Id. § 1677e(a)(2) (emphasis added).

Because the use of "facts otherwise available" is a means for filling in gaps in the record, see Bebitz Flanges Works Private Ltd. v. United States, 433 F.Supp.3d 1309, 1316-17 (CIT 2020), Commerce sometimes refers to using "total" or "partial" facts otherwise available. The distinction relates to whether portions of the respondent's data are usable. "Depending on the severity of a party's failure to respond to a request for information . . ., Commerce may select either partial or total [facts otherwise available]." Fresh Garlic Producers Ass'n v. United States, 121 F.Supp.3d 1313, 1324 (CIT 2015).

Once Commerce finds it necessary to resort to facts otherwise available-whether partial or total-the Department may (but need not) take the second step of determining whether the respondent "failed to cooperate by not acting to the best of its ability to comply" with Commerce's "request for information." 19 U.S.C. § 1677e(b). If the Department affirmatively determines that the respondent has failed to cooperate, it may then apply an "adverse inference" by selecting "facts otherwise available" that are most unfavorable to the respondent. See id.; see also Hung Vuong, 483 F.Supp.3d at 1336.

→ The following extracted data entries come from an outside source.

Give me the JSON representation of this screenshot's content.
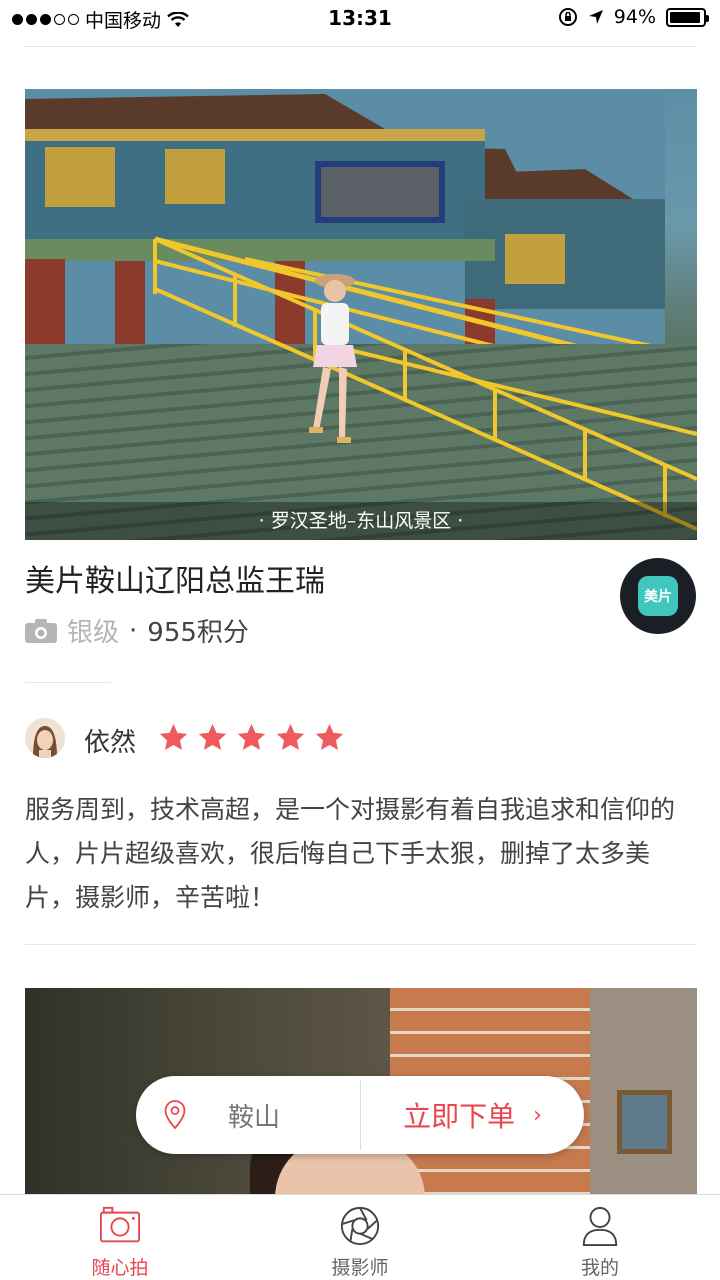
{
  "status_bar": {
    "carrier": "中国移动",
    "time": "13:31",
    "battery_pct": "94%",
    "battery_level": 0.94,
    "signal_bars_on": 3,
    "signal_bars_total": 5
  },
  "card": {
    "photo_location": "· 罗汉圣地–东山风景区 ·",
    "photographer_name": "美片鞍山辽阳总监王瑞",
    "level": "银级",
    "separator": "·",
    "points": "955积分",
    "brand_logo_text": "美片"
  },
  "review": {
    "reviewer_name": "依然",
    "rating": 5,
    "text": "服务周到，技术高超，是一个对摄影有着自我追求和信仰的人，片片超级喜欢，很后悔自己下手太狠，删掉了太多美片，摄影师，辛苦啦！"
  },
  "order_bar": {
    "city": "鞍山",
    "order_label": "立即下单",
    "chevron": "›"
  },
  "nav": {
    "items": [
      {
        "label": "随心拍",
        "icon": "camera-icon",
        "active": true
      },
      {
        "label": "摄影师",
        "icon": "aperture-icon",
        "active": false
      },
      {
        "label": "我的",
        "icon": "user-icon",
        "active": false
      }
    ]
  },
  "colors": {
    "accent": "#e8474f",
    "star": "#ef5a5e",
    "logo_bg": "#3fc6bf"
  }
}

The statute, however, allows the use of an adverse inference only for purposes of "selecting from among the facts otherwise available." 19 U.S.C. § 1677e(b)(1)(A). This means that Commerce's use of an adverse inference in any matter is limited by how Commerce employs facts otherwise available. If Commerce applies "total" facts otherwise available, though, it may apply a correspondingly "total" adverse inference if it also determines that the respondent failed to cooperate. If the Department does this, the result is "total adverse facts available," or "total AFA."

E. Verification

Under the statute, Commerce "shall verify all information relied upon in making . . . a final...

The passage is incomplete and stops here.